Yanlış anlaşılmasın, buraya kadar anlattığımız olaylarda, OYAK, kapitalist bir kuruluş olarak yanlış tutum takınmış değil. Attığı her adımın piyasa koşulları içinde belli mantığı var. En çok rahatsız edici olan TSK'nin OYAK yüzünden kaçınılmaz olarak kapitalist ayak oyunlarının parçası olması. Ardından, OYAK'ın ve kendine “ulusalcı” diyen çevrelerin söylemleri ile eylemleri arasındaki büyük çelişki. Sözünü ettiğimiz her olayda “ele verir talkını, kendi yutar salkımı” deyişini fazlaca hatırlatmaları.

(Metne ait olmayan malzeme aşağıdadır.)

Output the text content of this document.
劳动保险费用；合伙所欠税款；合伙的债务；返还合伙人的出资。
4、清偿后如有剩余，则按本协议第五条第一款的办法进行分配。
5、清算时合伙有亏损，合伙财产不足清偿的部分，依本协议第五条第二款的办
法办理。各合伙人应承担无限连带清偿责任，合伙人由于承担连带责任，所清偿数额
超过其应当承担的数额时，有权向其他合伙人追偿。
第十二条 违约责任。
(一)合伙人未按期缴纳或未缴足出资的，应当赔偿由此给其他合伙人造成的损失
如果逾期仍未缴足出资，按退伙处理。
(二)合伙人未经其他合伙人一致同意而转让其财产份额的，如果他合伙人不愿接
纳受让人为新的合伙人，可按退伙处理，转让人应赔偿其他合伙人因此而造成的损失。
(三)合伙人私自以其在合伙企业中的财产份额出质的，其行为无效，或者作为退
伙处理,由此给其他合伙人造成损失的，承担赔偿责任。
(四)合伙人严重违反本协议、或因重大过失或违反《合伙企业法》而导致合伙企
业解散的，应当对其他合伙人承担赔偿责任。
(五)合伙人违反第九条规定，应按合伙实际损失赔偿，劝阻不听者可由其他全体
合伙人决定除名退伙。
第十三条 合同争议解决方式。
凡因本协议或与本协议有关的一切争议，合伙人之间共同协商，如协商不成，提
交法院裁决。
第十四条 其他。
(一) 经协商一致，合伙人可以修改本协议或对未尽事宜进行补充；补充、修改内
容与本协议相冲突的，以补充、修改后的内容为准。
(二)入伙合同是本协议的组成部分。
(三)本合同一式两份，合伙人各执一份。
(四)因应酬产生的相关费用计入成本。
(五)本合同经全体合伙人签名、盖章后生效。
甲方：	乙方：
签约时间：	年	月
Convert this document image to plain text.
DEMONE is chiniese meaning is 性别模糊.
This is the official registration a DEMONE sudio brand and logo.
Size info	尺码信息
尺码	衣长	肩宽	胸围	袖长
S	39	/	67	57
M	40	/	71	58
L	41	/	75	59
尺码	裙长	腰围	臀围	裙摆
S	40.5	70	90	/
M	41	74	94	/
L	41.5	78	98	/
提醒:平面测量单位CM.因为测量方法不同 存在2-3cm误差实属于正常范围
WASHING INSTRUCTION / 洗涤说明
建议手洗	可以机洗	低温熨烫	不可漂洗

Sonuç olarak TSK'nin OYAK'la organik ilişkisi, OYAK'ın 205 Sayılı Kanun'un sağladığı ayrıcalıklar sayesinde rekabet ve şeffaflık ilkelerine aykırı biçimde ölçüsüzce büyüyen dev bir kapitalist işletme olduğu, bu büyüklükteki her kapitalist işletme gibi ideolojik ve siyasi bir ajandası olduğu ortada iken, bazılarının nasıl olup da TSK'yi ideolojiler ve siyasetlerüstü bir kurum olarak gördüğünü anlamak mümkün değil. Ancak AB'nin bizim kadar saf olmadığı açık. 2004 Yılı Türkiye Raporu'nda “Avrupa Parlamentosu, ordunun resmi veya gayri resmî etkin ağlarından endişe duyuyor'' denmiş, buna örnek olarak da “düşünce grupları, OYAK gibi kurumlar ve fonlar” gösterilmişti. İlerde AB'nin şeffaflık ve rekabet ilkeleri uyarınca, eleştirilerin dozunun artacağı, sonuçta AB üyeliğinin, TSK'nin pek çok açıdan ayrıcalıklı statüsünü sarsacağı açık. Bu değerlendirmeyi herhalde TSK da yapıyor. Fakat, Kemalist ideolojinin doğal sonucu olarak tanım icabı “Batı yanlısı” görünmek zorunda olduğu için AB'ye karşı açıkça muhalefet edemiyor. Öte yandan, 2006'dan beri Kıbrıs ve terör meselesi üzerinden yürüttüğü örtülü AB ve Batı karşıtı kampanya, bir zamanlar yüzde 75 olan AB desteğinin yüzde 30'lara kadar düşmesinde büyük rol oynadı. AB, TSK'yi eleştirmeye devam ederse, muhtemelen örtülü muhalefetin yerini açık muhalefet alacak. Ama asıl kıyamet, eğer “İslami sermaye” OYAK'ın çıkar alanlarına girmeye başlarsa kopacak.